5,敗血症の症状にはどんなものがありますか?
感染症としての症状
発熱・悪寒・戦慄・意識障害・悪心・嘔吐・
全身倦怠感・筋肉痛
白血球数増加→重症になると低下傾向
体温上昇→重症になると体温低下傾向
血圧低下傾向にありますが皮膚は暖かくふれます。
(paradoxically warm extremities)
皮膚は暖かく触れます→重症になると冷たくなります。
過呼吸(呼吸性アルカローシス)
代謝性アシドーシス
血小板減少
重症になると(敗血症性ショック)
多臓器不全(MOF)
播種性血管内凝固症候群(DIC)
成人呼吸促迫症候群(ARDS)
尿路感染症・肺感染症・壊死性膿疱疹
中枢神経症状
昏睡
敗血症の定義
(篠沢洋太郎:日本医事新報No.3879,P21による)
感染に起因した全身性炎症反応症候群(SIRS)を敗血症と定義。
SIRSの診断基準(ACCP=American College of Chest Physiciansによる)
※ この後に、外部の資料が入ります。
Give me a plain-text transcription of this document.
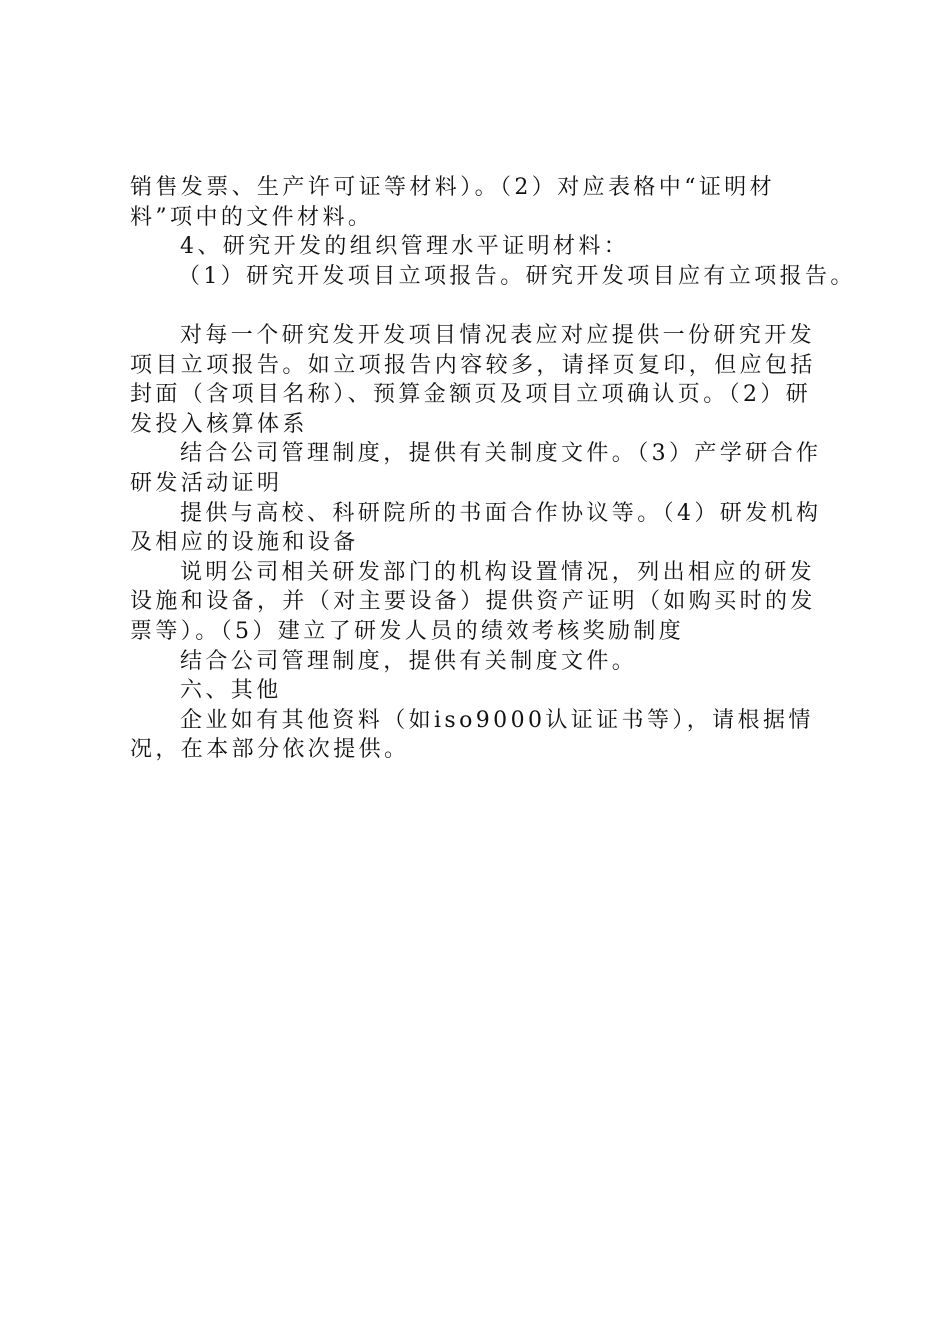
销售发票、生产许可证等材料）。（2）对应表格中“证明材
料”项中的文件材料。
4、研究开发的组织管理水平证明材料：
（1）研究开发项目立项报告。研究开发项目应有立项报告。
对每一个研究发开发项目情况表应对应提供一份研究开发
项目立项报告。如立项报告内容较多，请择页复印，但应包括
封面（含项目名称）、预算金额页及项目立项确认页。（2）研
发投入核算体系
结合公司管理制度，提供有关制度文件。（3）产学研合作
研发活动证明
提供与高校、科研院所的书面合作协议等。（4）研发机构
及相应的设施和设备
说明公司相关研发部门的机构设置情况，列出相应的研发
设施和设备，并（对主要设备）提供资产证明（如购买时的发
票等）。（5）建立了研发人员的绩效考核奖励制度
结合公司管理制度，提供有关制度文件。
六、其他
企业如有其他资料（如iso9000认证证书等），请根据情
况，在本部分依次提供。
以下の1,2,3,4,のうちの2つ以上を満たす時、SIRSと診断する。
| 1,体温<36℃、または>38℃ |
| 2,脈拍数>90回/分 |
| 3,呼吸数>20回/分、またはPaCO2<32torr |
| 4,WBC>12,000/mm3,またはWBC<4,000/mm3
またはWBCの桿状球>10% |
6,敗血症の診断はどうするのですか?
末梢血検査
赤沈・CRP
エンドトキシン測定
カンジダ抗原測定
血液培養
7,敗血症の治療の概略を教えて下さい。
敗血症を疑ったら、まず原疾患や病態から感受性の高いと思われる
抗生物質を投与します。
次ぎに血液培養を行って、原因菌を特定します。
そして、その原因菌に感受性の高い抗生物質に切り替えます。
感染巣があったらドレナージをおこないます。
細菌の進入経路として疑わしいドレーンや管は抜去するか交換します。
呼吸循環の管理をはじめます。
輸液・栄養管理を充分におこないます。
多臓器不全の発症に対応した処置をとります。
*最初に原因菌が判明するまでのとりあえずの抗生物質には次のようなものがあります。
CZOP(ファーストシン)
CAZ(モダシン)
PAPM/BP(カルベニン)
IPM/CS(チエナム)
MEPM(メロペン)
以前は
CEZ(セファゾリン)
GM(ゲンタシン)
8,敗血症ショックになったらどうしたらいいでしょうか?
全身管理
血圧・脈拍・呼吸数の測定
持続尿量の測定
中心静脈圧の測定
輸液
乳酸加リンゲル液の輸液
アルブミンの補給(低蛋白血症の場合)
輸血(貧血の場合)
昇圧剤
ドーパミン
ノルアドレナリン
酸素吸入
アシドーシスの補正
抗菌薬の投与
血液浄化療法・血液透析
抗エンドトキシン抗体・抗TNF抗体
ステロイドホルモンの投与
メチルプレドニゾロン
ソルメドロール
DICに対処
原因療法を続ける
その他
9,敗血症ショックの予後は?
敗血症ショックの死亡率は約40%になります。